Methods: Based on the Korean National Health Insurance Service database, we included women hospitalized for delivery between 2012 and 2013. G-HA was defined as a headache diagnosed during pregnancy. Primary outcome was any stroke that occurred during the observational periods from delivery to December 31, 2020. All diseases were identified based on data registered in the database using the International Classification of Disease-10th Revision-Clinical Modification codes.

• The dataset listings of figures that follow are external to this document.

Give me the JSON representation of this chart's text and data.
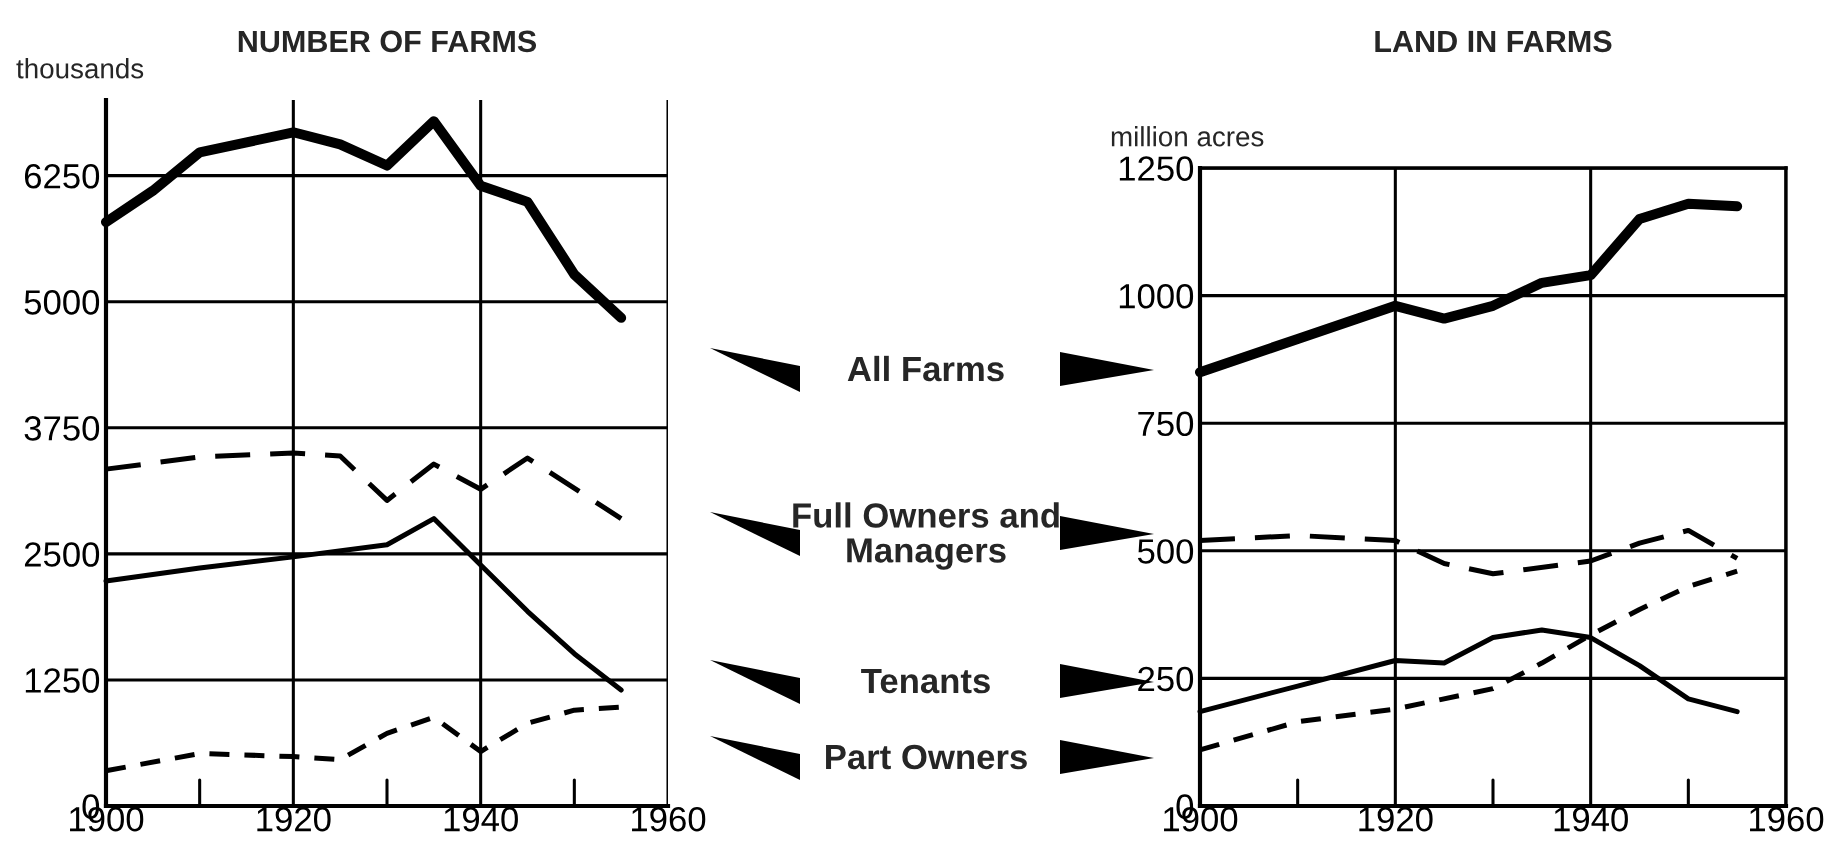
{
  "chart_data": [
    {
      "type": "line",
      "title": "NUMBER OF FARMS",
      "ylabel": "thousands",
      "xlim": [
        1900,
        1960
      ],
      "ylim": [
        0,
        7000
      ],
      "xticks": [
        1900,
        {
          "value": 1910,
          "label": null
        },
        1920,
        {
          "value": 1930,
          "label": null
        },
        1940,
        {
          "value": 1950,
          "label": null
        },
        1960
      ],
      "yticks": [
        0,
        1250,
        2500,
        3750,
        5000,
        6250
      ],
      "grid": true,
      "legend": "right",
      "series": [
        {
          "name": "All Farms",
          "color": "#000000",
          "line_style": "solid",
          "x": [
            1900,
            1905,
            1910,
            1920,
            1925,
            1930,
            1935,
            1940,
            1945,
            1950,
            1955
          ],
          "values": [
            5790,
            6100,
            6480,
            6680,
            6560,
            6350,
            6790,
            6150,
            5990,
            5270,
            4840
          ]
        },
        {
          "name": "Full Owners and Managers",
          "color": "#000000",
          "line_style": "dashed",
          "x": [
            1900,
            1910,
            1920,
            1925,
            1930,
            1935,
            1940,
            1945,
            1955
          ],
          "values": [
            3340,
            3460,
            3500,
            3470,
            3030,
            3390,
            3140,
            3450,
            2850
          ]
        },
        {
          "name": "Tenants",
          "color": "#000000",
          "line_style": "solid",
          "x": [
            1900,
            1910,
            1920,
            1930,
            1935,
            1940,
            1945,
            1950,
            1955
          ],
          "values": [
            2230,
            2360,
            2470,
            2590,
            2850,
            2390,
            1930,
            1510,
            1150
          ]
        },
        {
          "name": "Part Owners",
          "color": "#000000",
          "line_style": "dotted",
          "x": [
            1900,
            1910,
            1920,
            1925,
            1930,
            1935,
            1940,
            1945,
            1950,
            1955
          ],
          "values": [
            350,
            520,
            490,
            460,
            720,
            880,
            540,
            820,
            950,
            980
          ]
        }
      ]
    },
    {
      "type": "line",
      "title": "LAND IN FARMS",
      "ylabel": "million acres",
      "xlim": [
        1900,
        1960
      ],
      "ylim": [
        0,
        1250
      ],
      "xticks": [
        1900,
        {
          "value": 1910,
          "label": null
        },
        1920,
        {
          "value": 1930,
          "label": null
        },
        1940,
        {
          "value": 1950,
          "label": null
        },
        1960
      ],
      "yticks": [
        0,
        250,
        500,
        750,
        1000,
        1250
      ],
      "grid": true,
      "series": [
        {
          "color": "#000000",
          "line_style": "solid",
          "x": [
            1900,
            1910,
            1920,
            1925,
            1930,
            1935,
            1940,
            1945,
            1950,
            1955
          ],
          "values": [
            850,
            915,
            980,
            955,
            980,
            1025,
            1040,
            1150,
            1180,
            1175
          ]
        },
        {
          "color": "#000000",
          "line_style": "dashed",
          "x": [
            1900,
            1910,
            1920,
            1925,
            1930,
            1940,
            1945,
            1950,
            1955
          ],
          "values": [
            520,
            530,
            520,
            475,
            455,
            480,
            515,
            540,
            485
          ]
        },
        {
          "color": "#000000",
          "line_style": "solid",
          "x": [
            1900,
            1910,
            1920,
            1925,
            1930,
            1935,
            1940,
            1945,
            1950,
            1955
          ],
          "values": [
            185,
            235,
            285,
            280,
            330,
            345,
            330,
            275,
            210,
            185
          ]
        },
        {
          "color": "#000000",
          "line_style": "dotted",
          "x": [
            1900,
            1910,
            1920,
            1930,
            1935,
            1940,
            1945,
            1950,
            1955
          ],
          "values": [
            110,
            165,
            190,
            230,
            280,
            335,
            385,
            430,
            460
          ]
        }
      ]
    }
  ]
}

Results: Of 906,187 pregnant women, G-HA was found in 56,813 (6.3%). During the observational periods, the G-HA (+) group had a significantly higher risk of any stroke [adjusted hazard ratio (aHR) = 1.59, 95% confidence interval (CI): 1.30-1.95], ischemic stroke (aHR = 1.50, 95% CI: 1.12-2.01), hemorrhagic stroke (aHR = 1.63, 95% CI: 1.23-2.15), and intracerebral hemorrhage (aHR = 1.63, 95% CI: 1.19-2.23) than the G-HA (-) group. When analyzed considering the interaction with history of headache, G-HA showed a significant association with hemorrhagic stroke, but lost its effect on ischemic stroke.
Conclusions: We demonstrated that G-HA was associated with subsequent stroke occurrence in pregnant women. However, the relationship between G-HA and ischemic stroke is mitigated by a history of pre-pregnancy headache.